Is Autosomal recessive multiple pterygium syndrome / Escobar syndrome hereditary?
Is Autosomal recessive multiple pterygium syndrome / Escobar syndrome hereditary? The genetic component explained in plain language, reviewed against medical sources, with patient experiences.
Autosomal recessive multiple pterygium syndrome, also known as Escobar syndrome, is a hereditary genetic condition caused by mutations in the CHRNG gene. It follows an autosomal recessive inheritance pattern, meaning an individual must inherit two copies of the mutated gene—one from each carrier parent—to manifest the syndrome.
Is Escobar syndrome hereditary?
Yes, Autosomal recessive multiple pterygium syndrome (Escobar syndrome) is strictly hereditary. It is classified as an autosomal recessive disorder, which means the condition is passed down through families via specific genetic mutations. It is not caused by environmental factors, and because it is recessive, parents who are asymptomatic carriers of a CHRNG mutation have a 25% chance with each pregnancy of having a child affected by Escobar syndrome.
How is the condition passed through families?
In Autosomal recessive multiple pterygium syndrome, both biological parents must be carriers. When both parents carry one copy of the mutated gene, the following outcomes are statistically possible for each pregnancy:
- 25% chance the child will inherit two mutated genes and have Escobar syndrome.
- 50% chance the child will be an asymptomatic carrier like the parents.
- 25% chance the child will inherit no mutated genes.
Is genetic testing available for Escobar syndrome?

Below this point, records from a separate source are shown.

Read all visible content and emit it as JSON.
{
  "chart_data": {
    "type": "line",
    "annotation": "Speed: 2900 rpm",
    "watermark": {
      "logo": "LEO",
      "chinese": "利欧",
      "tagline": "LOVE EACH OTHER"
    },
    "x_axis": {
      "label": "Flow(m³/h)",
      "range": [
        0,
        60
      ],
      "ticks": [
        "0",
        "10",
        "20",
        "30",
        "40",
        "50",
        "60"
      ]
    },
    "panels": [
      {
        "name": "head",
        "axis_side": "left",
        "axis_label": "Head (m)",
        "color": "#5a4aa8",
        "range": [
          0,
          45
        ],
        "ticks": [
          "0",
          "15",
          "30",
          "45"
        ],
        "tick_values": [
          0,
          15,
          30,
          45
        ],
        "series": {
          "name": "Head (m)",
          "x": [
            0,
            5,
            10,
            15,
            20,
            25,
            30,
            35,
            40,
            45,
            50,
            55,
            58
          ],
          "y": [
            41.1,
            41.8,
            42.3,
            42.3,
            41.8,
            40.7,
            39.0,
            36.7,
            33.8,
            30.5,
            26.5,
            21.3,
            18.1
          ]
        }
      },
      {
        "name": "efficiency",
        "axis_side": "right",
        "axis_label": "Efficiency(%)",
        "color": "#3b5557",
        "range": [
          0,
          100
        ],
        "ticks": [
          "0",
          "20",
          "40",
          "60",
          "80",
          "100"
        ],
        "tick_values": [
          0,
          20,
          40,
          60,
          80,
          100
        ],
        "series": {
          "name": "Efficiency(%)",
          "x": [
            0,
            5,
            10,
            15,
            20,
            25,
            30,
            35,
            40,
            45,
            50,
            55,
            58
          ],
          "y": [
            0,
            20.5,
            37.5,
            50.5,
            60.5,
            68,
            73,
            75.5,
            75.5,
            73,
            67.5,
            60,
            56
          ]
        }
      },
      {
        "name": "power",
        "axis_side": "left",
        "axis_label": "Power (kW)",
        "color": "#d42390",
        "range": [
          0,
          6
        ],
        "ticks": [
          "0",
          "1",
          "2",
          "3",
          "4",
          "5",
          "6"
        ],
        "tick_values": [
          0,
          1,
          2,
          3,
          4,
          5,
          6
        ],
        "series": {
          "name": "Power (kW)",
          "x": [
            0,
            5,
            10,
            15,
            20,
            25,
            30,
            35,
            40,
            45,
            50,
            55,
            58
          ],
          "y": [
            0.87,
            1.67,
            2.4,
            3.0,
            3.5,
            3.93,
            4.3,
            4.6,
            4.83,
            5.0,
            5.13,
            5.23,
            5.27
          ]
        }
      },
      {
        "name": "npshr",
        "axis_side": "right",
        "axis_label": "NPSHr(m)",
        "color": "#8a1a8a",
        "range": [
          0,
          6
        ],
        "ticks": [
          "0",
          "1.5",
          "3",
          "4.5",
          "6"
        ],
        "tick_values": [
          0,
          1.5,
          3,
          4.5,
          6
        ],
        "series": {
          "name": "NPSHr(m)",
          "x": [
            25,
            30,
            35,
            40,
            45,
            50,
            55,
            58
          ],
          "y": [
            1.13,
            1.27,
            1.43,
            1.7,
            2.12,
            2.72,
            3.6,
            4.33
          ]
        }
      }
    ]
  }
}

Molecular genetic testing is available to confirm a diagnosis of Autosomal recessive multiple pterygium syndrome. Testing typically involves sequencing the CHRNG gene to identify pathogenic variants. Genetic counseling is strongly recommended for families affected by Escobar syndrome to understand recurrence risks and explore reproductive options, such as preimplantation genetic testing (PGT) or prenatal diagnosis via chorionic villus sampling (CVS) or amniocentesis.
Are de novo mutations common in this syndrome?
De novo (spontaneous) mutations are not the typical cause of Autosomal recessive multiple pterygium syndrome. Because the condition is autosomal recessive, it is almost exclusively inherited from carrier parents. While extremely rare occurrences exist in genetics, the clinical presentation of this syndrome is consistently linked to the inheritance of two recessive alleles.
Next steps
- Consult a board-certified clinical geneticist to discuss CHRNG gene testing.
- Connect with the 2 community members on DiseaseMaps.org who have shared their experiences with Autosomal recessive multiple pterygium syndrome.
- Request a referral to a genetic counselor to review family history and reproductive risks.
Medical disclaimer: This information is for educational purposes only and should not replace professional medical advice, diagnosis, or treatment.
References
- NIH Genetic and Rare Diseases Information Center (GARD): Multiple Pterygium Syndrome, Escobar Type.
- Orphanet: Escobar syndrome (ORPHA:772).
- Online Mendelian Inheritance in Man (OMIM): Multiple Pterygium Syndrome, Escobar Type (#265000).